The reasons why mule deer select habitat near roads in some areas are still uncertain. One explanation that has been put forth is that elk, which are socially dominated to mule deer and increasing in abundance, may be displacing deer from habitats that are farther from roads [35, 36]. This hypothesis is reasonable but still needs to be tested experimentally. Additionally species-specific responses of deer and elk to weather conditions may also be contributing to the disparity in vehicle collision rates, because mule deer are impacted by winter weather, especially snow depth, to a greater extent than elk. Snow accumulation may force mule deer into lower elevation habitats that are near roads with high traffic volumes, thus increasing vehicle collision rates [85].

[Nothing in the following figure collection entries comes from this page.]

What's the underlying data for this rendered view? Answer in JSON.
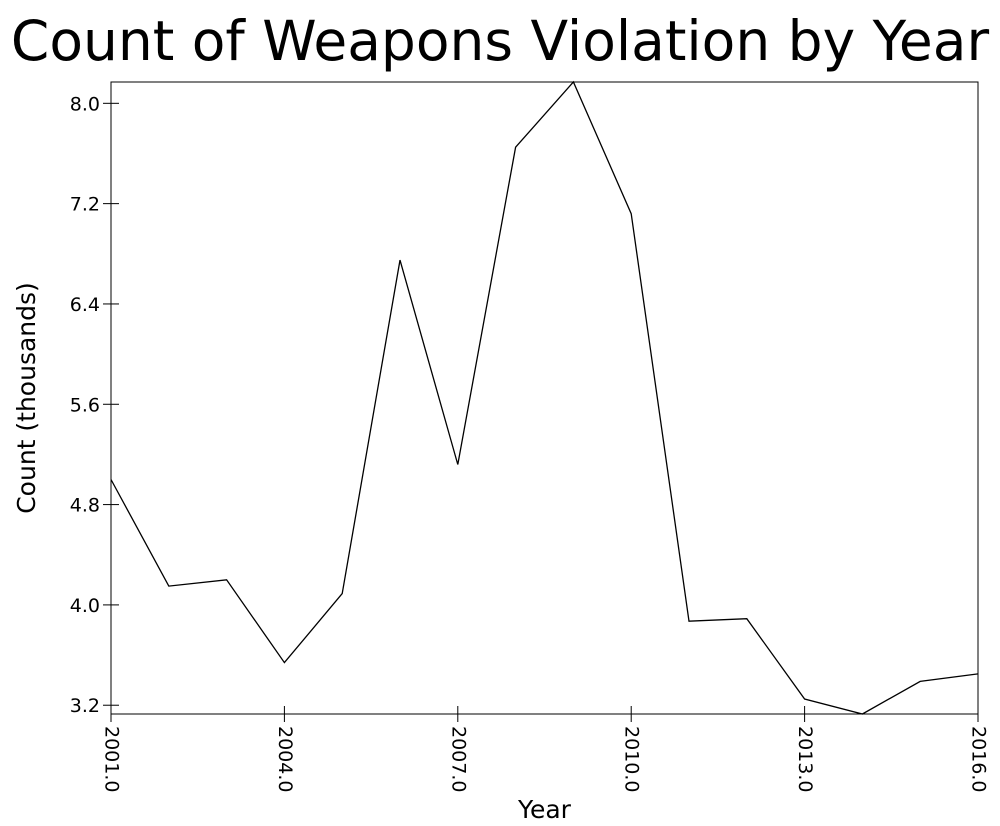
{
  "chart_data": {
    "type": "line",
    "title": "Count of Weapons Violation by Year",
    "xlabel": "Year",
    "ylabel": "Count (thousands)",
    "x": [
      2001,
      2002,
      2003,
      2004,
      2005,
      2006,
      2007,
      2008,
      2009,
      2010,
      2011,
      2012,
      2013,
      2014,
      2015,
      2016
    ],
    "series": [
      {
        "values": [
          5.0,
          4.15,
          4.2,
          3.54,
          4.09,
          6.75,
          5.12,
          7.65,
          8.17,
          7.12,
          3.87,
          3.89,
          3.25,
          3.13,
          3.39,
          3.45
        ]
      }
    ],
    "xlim": [
      2001,
      2016
    ],
    "ylim": [
      3.13,
      8.17
    ],
    "xticks": [
      2001,
      2004,
      2007,
      2010,
      2013,
      2016
    ],
    "xtick_labels": [
      "2001.0",
      "2004.0",
      "2007.0",
      "2010.0",
      "2013.0",
      "2016.0"
    ],
    "yticks": [
      3.2,
      4.0,
      4.8,
      5.6,
      6.4,
      7.2,
      8.0
    ],
    "ytick_labels": [
      "3.2",
      "4.0",
      "4.8",
      "5.6",
      "6.4",
      "7.2",
      "8.0"
    ],
    "line_color": "#000000",
    "grid": false,
    "legend": "none"
  }
}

Although it is uncommon for vehicle collisions to cause deer abundance to decline, some populations have been significantly affected by vehicle-related mortality [40, 41, 67]. In our study area, we were able to establish that a high percentage of vehicle collisions involved adult females and that mule deer were more vulnerable to vehicle collisions than other deer species, but we were unable to demonstrate that vehicle collisions were causing a decrease in mule deer abundance. Over the past 20 years in Utah, traffic volumes have increased 42% but the long-term trend for mule deer abundance has remained stable. Given that deer populations can sustain moderate removal levels [86], it is probable that vehicle-related mortality levels for mule deer are not yet high enough across the state to cause population decline, even though it has been estimated that 2–5% of the mule deer population was being killed in vehicle collisions each year in Utah [72]. Additionally, mitigation measures such as wildlife crossings and exclusionary fencing have been used in Utah since the 1970s to improve motorist safety and reduce deer mortality [47, 87, 88]. It is likely that mitigation has partially offset some of the effects of increasing traffic volumes and vehicle-related mortality on mule deer. As the road network is expanded and traffic volumes continue to increase, mitigation will likely become more crucial in reducing the negative effects of roads on deer.

Conflict of Interests

The authors declare that there is no conflict of interests regarding the publication of this paper.